Computing the Expected Value and Variance of Geometric Measures

Frank Staals, Constantinos Tsirogiannis

Let P be a set of points in R^d, and let M be a function that maps any subset of P to a positive real number. We examine the problem of computing the exact mean and variance of M when a subset of points in P is selected according to a well-defined random distribution. We consider two distributions; in the first distribution (which we call the Bernoulli distribution), each point p in P is included in the random subset independently, with probability pi(p). In the second distribution (the fixed-size distribution), a subset of exactly s points is selected uniformly at random among all possible subsets of s points in P. This problem is a crucial part of modern ecological analyses; each point in P represents a species in d-dimensional trait space, and the goal is to compute the statistics of a geometric measure on this trait space, when subsets of species are selected under random processes.
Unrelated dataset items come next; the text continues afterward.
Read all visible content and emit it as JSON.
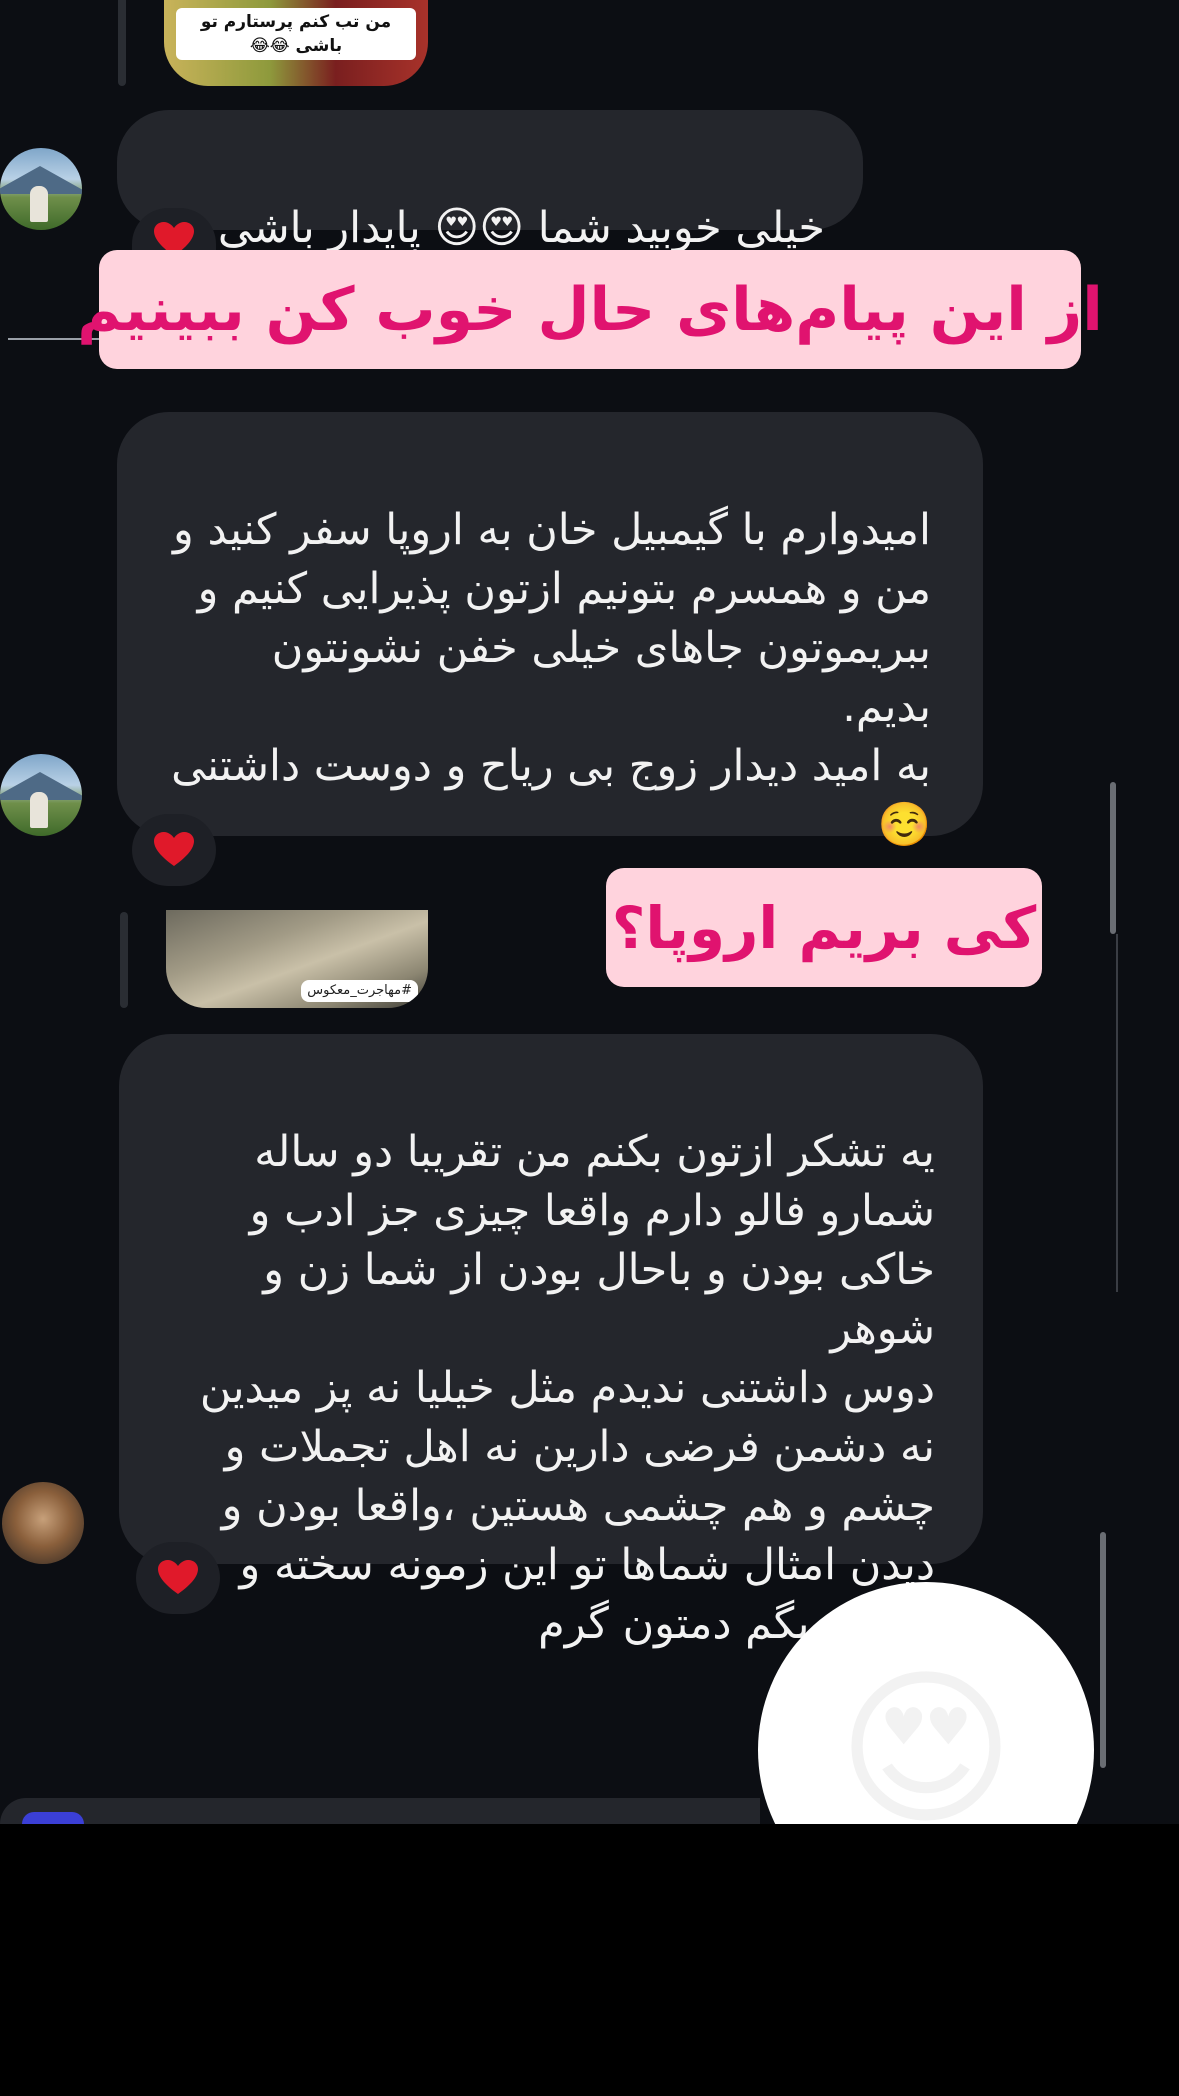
{
  "messages": [
    {
      "text": "خیلی خوبید شما 😍😍 پایدار باشی",
      "reaction": "❤️",
      "reply_thumb_caption": "من تب کنم پرستارم تو باشی 😂😂"
    },
    {
      "text": "امیدوارم با گیمبیل خان به اروپا سفر کنید و\nمن و همسرم بتونیم ازتون پذیرایی کنیم و\nببریموتون جاهای خیلی خفن نشونتون\nبدیم.\nبه امید دیدار زوج بی ریاح و دوست داشتنی\n☺️",
      "reaction": "❤️"
    },
    {
      "text": "یه تشکر ازتون بکنم من تقریبا دو ساله\nشمارو فالو دارم واقعا چیزی جز ادب و\nخاکی بودن و باحال بودن از شما زن و شوهر\nدوس داشتنی ندیدم مثل خیلیا نه پز میدین\nنه دشمن فرضی دارین نه اهل تجملات و\nچشم و هم چشمی هستین ،واقعا بودن و\nدیدن امثال شماها تو این زمونه سخته و\nخلاصه بگم دمتون گرم",
      "reaction": "❤️",
      "reply_thumb_caption": "#مهاجرت_معکوس"
    }
  ],
  "banners": {
    "top": "از این پیام‌های حال خوب کن ببینیم",
    "middle": "کی بریم اروپا؟"
  },
  "sticker": {
    "emoji": "😍"
  },
  "colors": {
    "background": "#0c0e13",
    "bubble": "#24262c",
    "banner_bg": "#ffd3dd",
    "banner_text": "#e0136f"
  }
}
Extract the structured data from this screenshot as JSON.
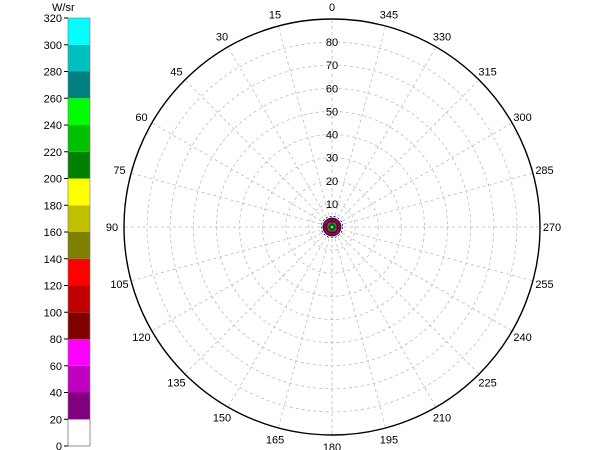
{
  "chart_data": {
    "type": "polar-contour",
    "title": "",
    "colorbar": {
      "unit": "W/sr",
      "ticks": [
        0,
        20,
        40,
        60,
        80,
        100,
        120,
        140,
        160,
        180,
        200,
        220,
        240,
        260,
        280,
        300,
        320
      ],
      "colors": [
        "#ffffff",
        "#800080",
        "#c000c0",
        "#ff00ff",
        "#800000",
        "#c00000",
        "#ff0000",
        "#808000",
        "#c0c000",
        "#ffff00",
        "#008000",
        "#00c000",
        "#00ff00",
        "#008080",
        "#00c0c0",
        "#00ffff"
      ]
    },
    "angle_labels": [
      0,
      15,
      30,
      45,
      60,
      75,
      90,
      105,
      120,
      135,
      150,
      165,
      180,
      195,
      210,
      225,
      240,
      255,
      270,
      285,
      300,
      315,
      330,
      345
    ],
    "angle_direction": "counterclockwise",
    "radial_labels": [
      10,
      20,
      30,
      40,
      50,
      60,
      70,
      80
    ],
    "radial_range": [
      0,
      90
    ],
    "grid": true,
    "contours": [
      {
        "level_min": 0,
        "level_max": 20,
        "radius": 4.0,
        "color": "#800080"
      },
      {
        "level_min": 20,
        "level_max": 40,
        "radius": 3.6,
        "color": "#c000c0"
      },
      {
        "level_min": 40,
        "level_max": 60,
        "radius": 3.2,
        "color": "#ff00ff"
      },
      {
        "level_min": 80,
        "level_max": 100,
        "radius": 2.8,
        "color": "#800000"
      },
      {
        "level_min": 120,
        "level_max": 140,
        "radius": 2.5,
        "color": "#ff0000"
      },
      {
        "level_min": 160,
        "level_max": 180,
        "radius": 2.2,
        "color": "#c0c000"
      },
      {
        "level_min": 180,
        "level_max": 200,
        "radius": 1.9,
        "color": "#ffff00"
      },
      {
        "level_min": 200,
        "level_max": 220,
        "radius": 1.6,
        "color": "#008000"
      },
      {
        "level_min": 240,
        "level_max": 260,
        "radius": 1.3,
        "color": "#00ff00"
      },
      {
        "level_min": 260,
        "level_max": 280,
        "radius": 1.0,
        "color": "#008080"
      },
      {
        "level_min": 300,
        "level_max": 320,
        "radius": 0.7,
        "color": "#00ffff"
      }
    ]
  }
}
We present efficient exact algorithms for computing the mean and variance of several geometric measures when point sets are selected under one of the described random distributions. More specifically, we provide algorithms for the following measures: the bounding box volume, the convex hull volume, the mean pairwise distance (MPD), the squared Euclidean distance from the centroid, and the diameter of the minimum enclosing disk. We also describe an efficient (1-e)-approximation algorithm for computing the mean and variance of the mean pairwise distance. We implemented three of our algorithms and we show that our implementations can provide major speedups compared to the existing imprecise approaches.